Effectivement, c’est un livre témoignage de ce que j’ai vécu dans cet hôpital de Blida, en tant que malade de la Covid-19. Des moments douloureux, angoissants quand tombe la nuit sur notre pavillon de covidés, et que ceux qui souffrent se lâchent dans la protection de leur dignité par l’obscurité. C’est mon témoignage de ce que les malades ont vécu durant leur hospitalisation, les efforts du personnel soignant de nous aider à vaincre le virus, les petits moments de fraternité entre malades, et, surtout, mes avertissements à ceux qui ne prennent aucune mesure barrière et font se répandre la pandémie à Blida.

 

Quel est votre avis sur la situation du livre en Algérie ?
No comment. Ou plutôt si. Quand vous envoyez un manuscrit, vous un illustre inconnu dans ce monde fermé, à deux maisons d’édition qui se targuent de beaucoup de qualités dans le secteur, et que vous n’avez aucune réponse au bout d’une année, c’est que votre manuscrit a été jeté à la  poubelles. Par contre, quand vous envoyez ce même manuscrit, un mois après, à une maison d’édition parisienne, et qu’elle vous contacte 20 jours après et vous annonce que votre projet est accepté, il y a de quoi se poser des questions, n’est-pas ? Deux mois après, en novembre 2019, je suis invité à Paris pour assister à la cérémonie de l’annonce des lauréats, mon livre ayant été nominé pour le prix du Manuscrit francophone. Il y a de quoi se poser des questions, n’est-ce pas ? L’état de l’édition chez nous est à l’image de beaucoup de secteurs qui doivent être pratiquement réanimés.

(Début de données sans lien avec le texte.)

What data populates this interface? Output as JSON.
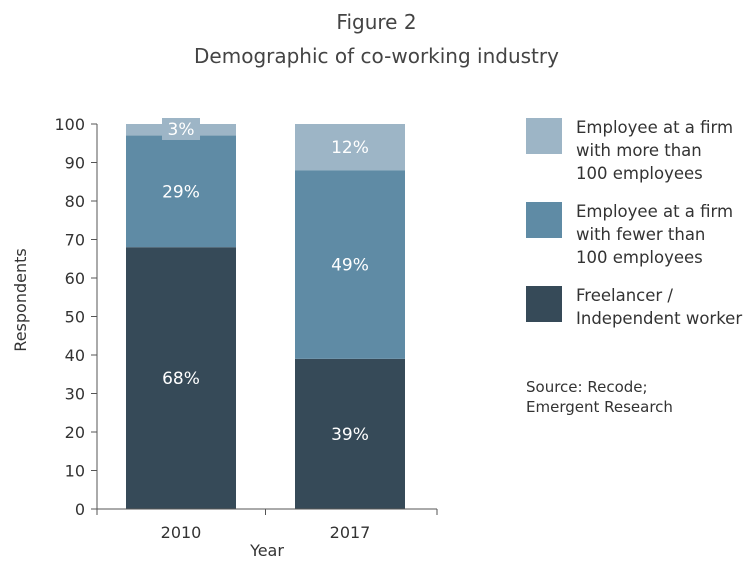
{
  "figure_number": "Figure 2",
  "figure_title": "Demographic of co-working industry",
  "source_lines": [
    "Source: Recode;",
    "Emergent Research"
  ],
  "chart_data": {
    "type": "bar",
    "stacked": true,
    "categories": [
      "2010",
      "2017"
    ],
    "xlabel": "Year",
    "ylabel": "Respondents",
    "ylim": [
      0,
      100
    ],
    "yticks": [
      0,
      10,
      20,
      30,
      40,
      50,
      60,
      70,
      80,
      90,
      100
    ],
    "grid": false,
    "legend_position": "right",
    "series": [
      {
        "name": "Freelancer / Independent worker",
        "legend_lines": [
          "Freelancer /",
          "Independent worker"
        ],
        "values": [
          68,
          39
        ],
        "labels": [
          "68%",
          "39%"
        ],
        "color": "#364a58"
      },
      {
        "name": "Employee at a firm with fewer than 100 employees",
        "legend_lines": [
          "Employee at a firm",
          "with fewer than",
          "100 employees"
        ],
        "values": [
          29,
          49
        ],
        "labels": [
          "29%",
          "49%"
        ],
        "color": "#5f8ba5"
      },
      {
        "name": "Employee at a firm with more than 100 employees",
        "legend_lines": [
          "Employee at a firm",
          "with more than",
          "100 employees"
        ],
        "values": [
          3,
          12
        ],
        "labels": [
          "3%",
          "12%"
        ],
        "color": "#9db5c6"
      }
    ]
  }
}
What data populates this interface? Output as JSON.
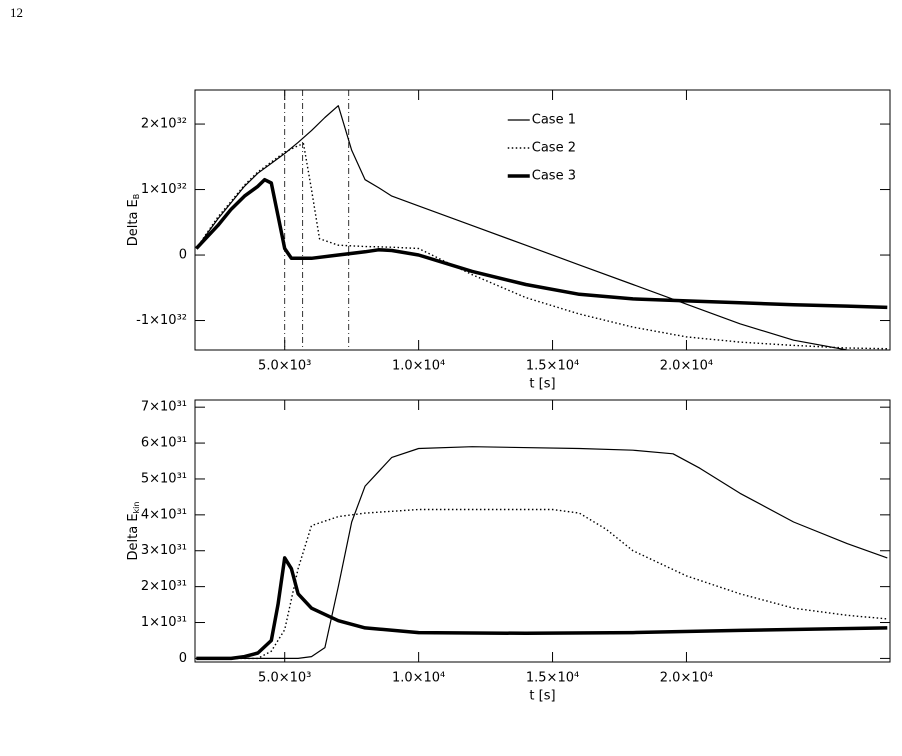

Pour autant, il y a fort heureusement des éditeurs qui publient de jeunes auteurs, des noms nouveaux et qui leur font confiance, qui font avancer le livre et sa production. L’Etat fait tout pour encourager la production du livre. Je ferme ici la parenthèse, l’antichambre de jeunes auteurs attendant d’être publiés étant déjà pleine à craquer…à moins d’aller vers l’édition à compte d’auteur. Bref, l’édition en Algérie, et en dépit des aides financières de l’Etat, reste un monde bizarre, clos, imperméable aux jeunes et nouveaux auteurs. Tout le monde veut rester près de ses sous et de ses auteurs attitrés.